Joy Dept. - An Interactive Installation
For our master’s thesis project, I came together with three classmates to create Joy Dept. We all share the interest of learning how people use and interact in public spaces, and we have a goal of wanting to inspire joyful human interactions. We decided to do this by merging a public art installation with an interactive experience that encourages human connection through curiosity and delight. This one of a kind interactive installation, themed like a campsite, builds and scales as more people participate.
Roles: Technology Lead, Web Design, UX Research, Fabrication
Before landing on our final idea, we conducted a few months of research to identify the problem we wanted to solve. We looked into the existing market to identify interesting work being done by other artists, architects, designers, etc. We completed a competitive analysis to further analyze projects that were especially interesting to us. This led to observations of various public spaces and affinity mapping the behaviors we found interesting there. After identifying the problem we wanted to solve, we completed more affinity mapping to decide what we would actually make.
Problem Statement from Research: The absence of personal comfort and compelling stimuli hinders human interaction in public spaces.
In order raise funds for the prototyping and building of our project, we created an Indiegogo campaign.
Prototyping for our project fell in two different categories—joy and technology. To observe how people would react to/interact with various joyful scenarios, we set up a puzzle in public spaces with an invitation to join in and a colorfully decorated bench in the middle of a college campus.
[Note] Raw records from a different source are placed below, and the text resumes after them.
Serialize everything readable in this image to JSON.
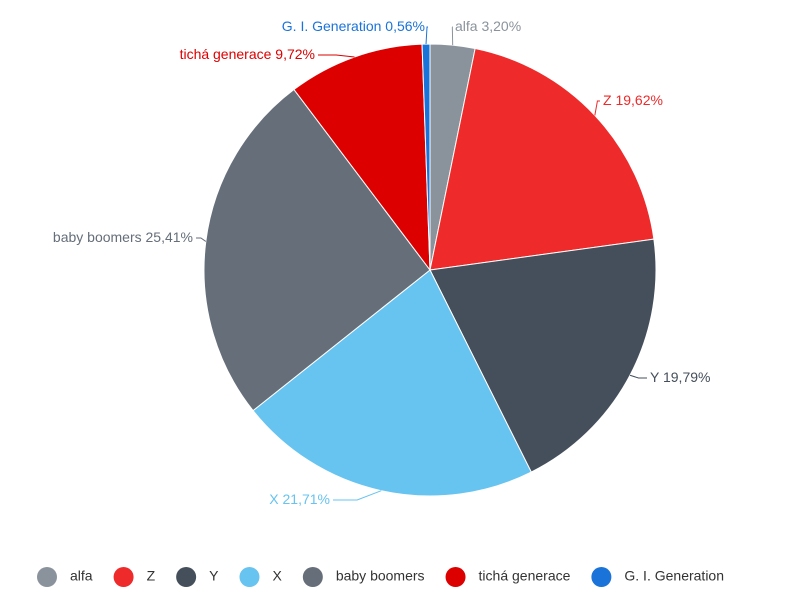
{
  "chart_data": {
    "type": "pie",
    "categories": [
      "alfa",
      "Z",
      "Y",
      "X",
      "baby boomers",
      "tichá generace",
      "G. I. Generation"
    ],
    "values": [
      3.2,
      19.62,
      19.79,
      21.71,
      25.41,
      9.72,
      0.56
    ],
    "value_labels": [
      "3,20%",
      "19,62%",
      "19,79%",
      "21,71%",
      "25,41%",
      "9,72%",
      "0,56%"
    ],
    "colors": [
      "#8a939c",
      "#ee2a2a",
      "#454f5b",
      "#67c3f0",
      "#656e79",
      "#dd0000",
      "#1a73d9"
    ],
    "legend": "bottom"
  }
}
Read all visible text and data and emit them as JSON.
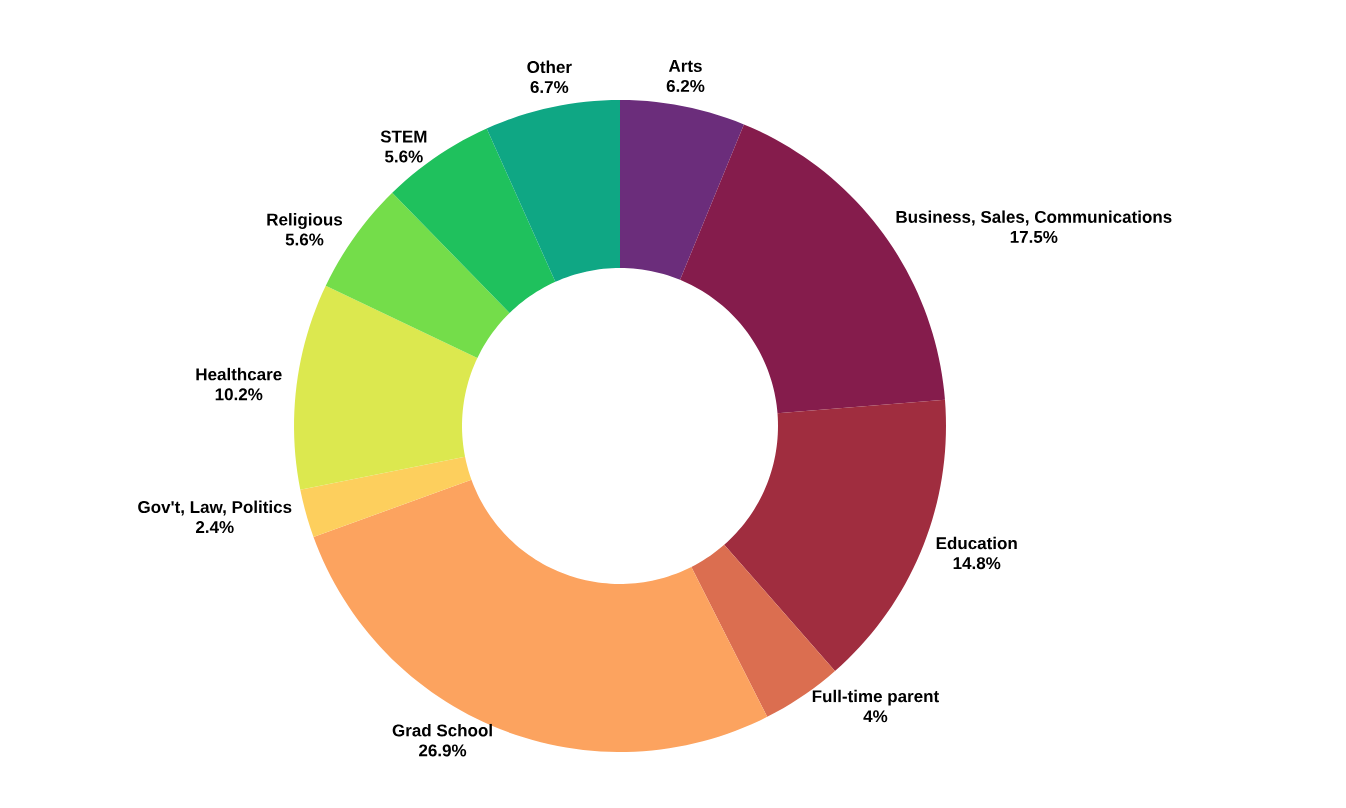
{
  "chart_data": {
    "type": "donut",
    "categories": [
      "Arts",
      "Business, Sales, Communications",
      "Education",
      "Full-time parent",
      "Grad School",
      "Gov't, Law, Politics",
      "Healthcare",
      "Religious",
      "STEM",
      "Other"
    ],
    "values": [
      6.2,
      17.5,
      14.8,
      4,
      26.9,
      2.4,
      10.2,
      5.6,
      5.6,
      6.7
    ],
    "value_labels": [
      "6.2%",
      "17.5%",
      "14.8%",
      "4%",
      "26.9%",
      "2.4%",
      "10.2%",
      "5.6%",
      "5.6%",
      "6.7%"
    ],
    "colors": [
      "#6b2d7b",
      "#851c4c",
      "#a02d3f",
      "#db6e50",
      "#fca35f",
      "#fdcf5d",
      "#dce84f",
      "#74dd4a",
      "#1fc15d",
      "#0fa784"
    ]
  }
}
Technological prototypes varied from creating a fire with a fan, tea lights, and fabric/streamers to experimenting with lights and pressure sensors connected to an Arduino.
The installation is controlled through six Arduinos (one for each seat). An FSR in each seat measures pressure and triggers lights underneath and in the fire. The diagram on the right shows the setup for one Arduino. The images below are soldered boards that connect to the Arduinos—one for RGB lights, one for mini lights, and one for ring lights/FSR.
View the final Arduino code here.
The final installation is available to help foster connections and ignite conversations at public events, offices, museums, etc.—anywhere where building social connections can have a positive impact.